We spent the entire day today in Columbus trying to buy a van.
Can I add a few side notes here?
DO NOT drink this on a road trip.
And, can SOMEONE please invent a power window between the front seats and the rest of the car? Even on a quick two hour trip I was tempted to roll up my imaginary window and say, “Best of luck to you all. May the odds be ever in your favor.”
Also, driving any distance with a potty training toddler is NO JOKE.
Anyway, as much as it pains me, we are heading back into van-land.
We packed up the kiddos, all but Reagan, because clearly he was smarter than all of us. Our Pilot has been good to us but as a family of 6, we have realized that it wasn’t meeting our needs.
I had all of our financing squared away and when we found the van of our dreams the loan officer assured me that with a quick punch of the fax machine we’d be set.
So we set out, confident we’d come home with a “new to us” car that will change our lives.
What was I smoking?
3 hours later we got there.
We finagled and negotiated and crunched numbers.
4:40 we got the deal we could be happy with.
4:41 I called the bank.
I called back.
5:00 is when the insurance office and the banks closed for the day.
We were running out of time.
Was God protecting us from a bad deal?
Or had I just dropped the ball?
Now typically something like this would have been sent into a tailspin of loathing and despair and frustration. I would have sulked and stewed and whined the whole way home.
After leaving the dealership Jason even looked at me and said, “What’s going on here? I can usually ‘read’ you. I got nothing.”
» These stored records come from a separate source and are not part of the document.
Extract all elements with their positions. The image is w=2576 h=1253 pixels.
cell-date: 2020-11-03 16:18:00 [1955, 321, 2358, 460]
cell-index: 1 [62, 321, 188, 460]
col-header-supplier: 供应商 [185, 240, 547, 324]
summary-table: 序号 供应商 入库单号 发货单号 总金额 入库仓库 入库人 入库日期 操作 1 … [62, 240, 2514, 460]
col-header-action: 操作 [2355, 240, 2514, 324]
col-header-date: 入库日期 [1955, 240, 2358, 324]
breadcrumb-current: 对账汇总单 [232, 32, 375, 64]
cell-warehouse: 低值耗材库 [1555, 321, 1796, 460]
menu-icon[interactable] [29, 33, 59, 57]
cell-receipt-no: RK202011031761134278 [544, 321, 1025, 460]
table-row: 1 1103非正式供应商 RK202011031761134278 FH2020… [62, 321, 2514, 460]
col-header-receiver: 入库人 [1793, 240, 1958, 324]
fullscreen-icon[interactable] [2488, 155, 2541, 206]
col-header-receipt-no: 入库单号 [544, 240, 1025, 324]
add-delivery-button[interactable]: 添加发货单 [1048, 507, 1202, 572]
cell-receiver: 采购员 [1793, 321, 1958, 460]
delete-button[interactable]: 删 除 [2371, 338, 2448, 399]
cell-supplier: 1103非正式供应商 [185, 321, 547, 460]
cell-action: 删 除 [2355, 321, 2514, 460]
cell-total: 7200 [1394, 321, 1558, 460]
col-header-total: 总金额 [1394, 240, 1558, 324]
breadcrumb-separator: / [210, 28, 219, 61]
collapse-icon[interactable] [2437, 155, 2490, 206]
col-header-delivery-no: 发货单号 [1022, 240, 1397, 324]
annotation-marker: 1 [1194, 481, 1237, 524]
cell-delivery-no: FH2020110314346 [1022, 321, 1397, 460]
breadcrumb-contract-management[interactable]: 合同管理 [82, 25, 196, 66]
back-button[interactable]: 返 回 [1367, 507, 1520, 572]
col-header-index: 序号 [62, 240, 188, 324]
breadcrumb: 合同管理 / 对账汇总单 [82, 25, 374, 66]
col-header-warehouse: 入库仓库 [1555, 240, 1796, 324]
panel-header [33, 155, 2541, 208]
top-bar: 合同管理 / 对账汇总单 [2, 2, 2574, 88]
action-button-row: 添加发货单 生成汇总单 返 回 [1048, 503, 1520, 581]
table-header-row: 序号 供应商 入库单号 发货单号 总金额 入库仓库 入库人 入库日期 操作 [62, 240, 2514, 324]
Being angry at the bank was not going to put us in the van and on our way home. Placing blame on anyone would not get our payoff check.
I just had to rest in what I knew and that is that God was good.
I have friends who have struggled getting teaching jobs this summer.
I have friends who after multiple failed attempts of finding Mr Right, have only mastered finding Mr Wrong.
I have friends who another month has passed and they still aren’t pregnant.
I have friends who have marriages that are still not healed.
I have friends who after walking carefully with medical treatment after medical treatment, still haven’t found the healing that they desperately want.
Much bigger issues than whether or not I get a van…
But because God is a god who holds the universe as carefully as he holds our hearts, He cares about them all.
And I have found that when I have disappointments that instead of bulling up and pouting, I should only go to the only one who can take care of any situation.
God and His word should be our immediate response.
Not our spouses, not Facebook, not our best friend.
Check this promise out from Philippians 4:6-7 Don’t fret or worry. Instead of worrying, pray. Let petitions and praises shape your worries into prayers, letting God know your concerns. Before you know it, a sense of God’s wholeness, everything coming together for good, will come and settle you down. It’s wonderful what happens when Christ displaces worry at the center of your life.
The God of creation will settle you down.
No matter the situation. No matter the disappointment.
Because you’ll find if you let disappointment brew, it will soon turn to discouragement.
Which will turn into doubt and unbelief.
Which is EXACTLY where the enemy wants you.
Don’t let him win.
He’s such a punk.
He deserves not one second of our time.
So, for a second time tomorrow, we will try again.
I’ll have all my ducks in a row, say a little prayer, a with praise in my heart I will remind myself that God is still on the throne.
With or without a minivan.
So Devil, listen up, because you can suck it.